A long-running Adelaide mystery, the 1983 disappearance of 11 year-old Louise Bell, is currently being explored in a Supreme Court murder trial. The Advertiser reports a prosecutor’s description of an alleged conversation between prisoners at Mt Gambier Prison:
Pfennig started to talk about Michael Black, how he had murdered him,” she said. “He said he couldn’t tell anyone where Michael Black was ‘because there is a chick there’. “The other prisoner asked ‘what chick?’ and Pfennig replied ‘Bell’.”
If true, this amounts to an admission by Dieter Pfennig, not only to his responsibility for Bell’s death, but also to the correctness of a 1995 High Court ruling upholding Pfennig’s conviction for the murder of Black, who vanished near the Murray River in 1989. That judgment is arguably the Court’s most significant (and most controversial) ruling on evidence law.
Although the evidence directly linking Pfennig to Black’s murder was weak – in short, he was the last person to see him alive – the High Court upheld the conviction by endorsing the jury’s reliance on an indirect but powerful piece of circumstantial evidence: Pfennig’s plea of guilty to the abduction and rape of another boy a year later. In doing so, the Court set out a unique Australian common law test for the admissibility of so-called ‘propensity evidence’ – ‘that there is no reasonable view of the evidence consistent with the innocence of the accused’ – a test that seems to require the trial judge to decide whether or not the accused is guilty, before letting the jury repeat that task.
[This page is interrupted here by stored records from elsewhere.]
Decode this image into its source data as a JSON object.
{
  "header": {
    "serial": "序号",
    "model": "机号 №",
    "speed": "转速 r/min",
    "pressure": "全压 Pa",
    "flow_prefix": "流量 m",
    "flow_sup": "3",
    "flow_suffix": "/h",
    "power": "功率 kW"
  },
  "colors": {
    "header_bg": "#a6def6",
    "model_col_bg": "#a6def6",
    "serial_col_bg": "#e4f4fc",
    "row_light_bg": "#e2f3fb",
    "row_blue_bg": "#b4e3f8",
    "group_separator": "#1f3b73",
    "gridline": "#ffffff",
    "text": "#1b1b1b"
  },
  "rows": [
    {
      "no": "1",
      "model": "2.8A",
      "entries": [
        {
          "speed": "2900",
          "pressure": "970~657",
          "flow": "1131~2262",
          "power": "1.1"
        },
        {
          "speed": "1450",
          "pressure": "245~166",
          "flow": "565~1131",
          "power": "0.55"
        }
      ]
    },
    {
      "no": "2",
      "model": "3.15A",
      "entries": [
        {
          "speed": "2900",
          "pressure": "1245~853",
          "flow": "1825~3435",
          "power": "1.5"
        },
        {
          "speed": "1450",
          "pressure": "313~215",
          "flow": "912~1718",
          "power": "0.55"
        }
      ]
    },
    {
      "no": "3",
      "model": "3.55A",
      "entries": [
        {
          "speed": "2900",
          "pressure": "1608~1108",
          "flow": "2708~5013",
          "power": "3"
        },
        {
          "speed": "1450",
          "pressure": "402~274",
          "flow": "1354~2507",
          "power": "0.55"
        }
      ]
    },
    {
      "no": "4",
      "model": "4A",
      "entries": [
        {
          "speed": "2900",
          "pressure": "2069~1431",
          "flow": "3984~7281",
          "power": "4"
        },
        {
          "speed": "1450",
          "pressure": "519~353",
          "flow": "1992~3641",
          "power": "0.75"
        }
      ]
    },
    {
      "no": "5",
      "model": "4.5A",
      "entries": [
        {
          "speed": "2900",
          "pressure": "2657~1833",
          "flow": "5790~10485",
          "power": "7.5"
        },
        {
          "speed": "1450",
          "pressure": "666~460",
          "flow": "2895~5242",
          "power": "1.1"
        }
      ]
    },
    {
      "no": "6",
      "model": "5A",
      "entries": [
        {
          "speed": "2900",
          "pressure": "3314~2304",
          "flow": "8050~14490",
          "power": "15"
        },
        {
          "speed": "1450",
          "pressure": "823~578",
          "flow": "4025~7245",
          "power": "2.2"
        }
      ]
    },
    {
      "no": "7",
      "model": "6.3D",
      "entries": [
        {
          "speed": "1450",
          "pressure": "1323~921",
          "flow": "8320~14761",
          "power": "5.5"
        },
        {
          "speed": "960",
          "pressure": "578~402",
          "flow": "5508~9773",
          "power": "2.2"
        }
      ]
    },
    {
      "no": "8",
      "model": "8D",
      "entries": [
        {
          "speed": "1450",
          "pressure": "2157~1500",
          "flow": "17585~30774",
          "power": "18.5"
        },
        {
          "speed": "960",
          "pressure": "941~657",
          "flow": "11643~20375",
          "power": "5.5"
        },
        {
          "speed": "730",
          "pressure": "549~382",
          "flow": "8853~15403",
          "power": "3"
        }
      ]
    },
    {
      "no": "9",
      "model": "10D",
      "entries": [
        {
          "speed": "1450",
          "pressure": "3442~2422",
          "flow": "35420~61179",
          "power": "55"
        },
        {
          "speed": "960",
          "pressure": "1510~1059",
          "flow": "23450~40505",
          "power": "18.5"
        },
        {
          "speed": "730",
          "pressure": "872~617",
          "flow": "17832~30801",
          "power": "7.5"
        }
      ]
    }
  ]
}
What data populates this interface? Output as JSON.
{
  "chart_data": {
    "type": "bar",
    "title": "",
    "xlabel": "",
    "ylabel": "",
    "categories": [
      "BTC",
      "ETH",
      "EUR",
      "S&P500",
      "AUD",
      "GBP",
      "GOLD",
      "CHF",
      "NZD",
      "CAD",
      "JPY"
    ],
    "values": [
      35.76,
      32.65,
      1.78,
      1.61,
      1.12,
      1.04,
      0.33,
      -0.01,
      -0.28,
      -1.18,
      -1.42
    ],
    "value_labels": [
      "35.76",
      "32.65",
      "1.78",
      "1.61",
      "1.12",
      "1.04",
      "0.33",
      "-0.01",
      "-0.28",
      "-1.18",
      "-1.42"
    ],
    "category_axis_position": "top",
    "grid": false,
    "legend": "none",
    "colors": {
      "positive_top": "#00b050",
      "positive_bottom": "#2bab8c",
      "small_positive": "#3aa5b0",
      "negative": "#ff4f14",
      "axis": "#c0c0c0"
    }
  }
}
The Court’s ruling not only led to decades of debate in Australian courts but also Pfennig’s sentence of life imprisonment, during which he allegedly confessed his link to the disappearance of Bell.
The interesting question of whether or not the evidence of Pfennig’s crimes against the two boys would satisfy the ‘Pfennig test’ for admissibility of propensity evidence in his trial for Bell’s murder is a moot one for three reasons. First, South Australia recently joined nearly all Australian jurisdictions in replacing the unworkable Pfennig test with a statutory test of weighing up the costs and benefits of such evidence, in line with McHugh J’s concurrence in the Court’s 1995 judgment. Second, even at common law, the evidence about the death of Black would likely be admissible for another reason: to make sense of his alleged confession at Mt Gambier Prison. Third, Pfennig’s crimes are simply too notorious to be plausibly kept from the Supreme Court, in part because of the spotlight cast on his case by the High Court’s 1995 ruling.
The more pertinent question is whether Pfennig can be tried fairly for Bell’s murder. As McHugh J observed in 1995, once Pfennig’s history is known:
it would require a superhuman effort by the jury to regard [Pfennig] as other than a person of depraved character whose uncorroborated evidence, whether or not he was guilty, could not be acted upon except where it supported the prosecution case.
The apparent solution in the current trial is for Pfennig to be tried, not by a jury, but by a judge. The Supreme Court judge called back from retirement to play the role of McHugh J’s ‘superhuman’ is Michael David, who was previously a criminal barrister whose clients included alleged war criminal Ivan Polyukhovich (after the High Court’s upholding of retrospective war crimes legislation) and Henry Keogh (whose conviction for murdering his wife was recently overturned as a miscarriage of justice.) The Acting Justice will be well aware of the dangers of miscarriage of justice in the current trial: three decades ago, a different man, Raymond Geesing, was wrongly convicted of Bell’s murder, based largely on an alleged confession to fellow prisoners.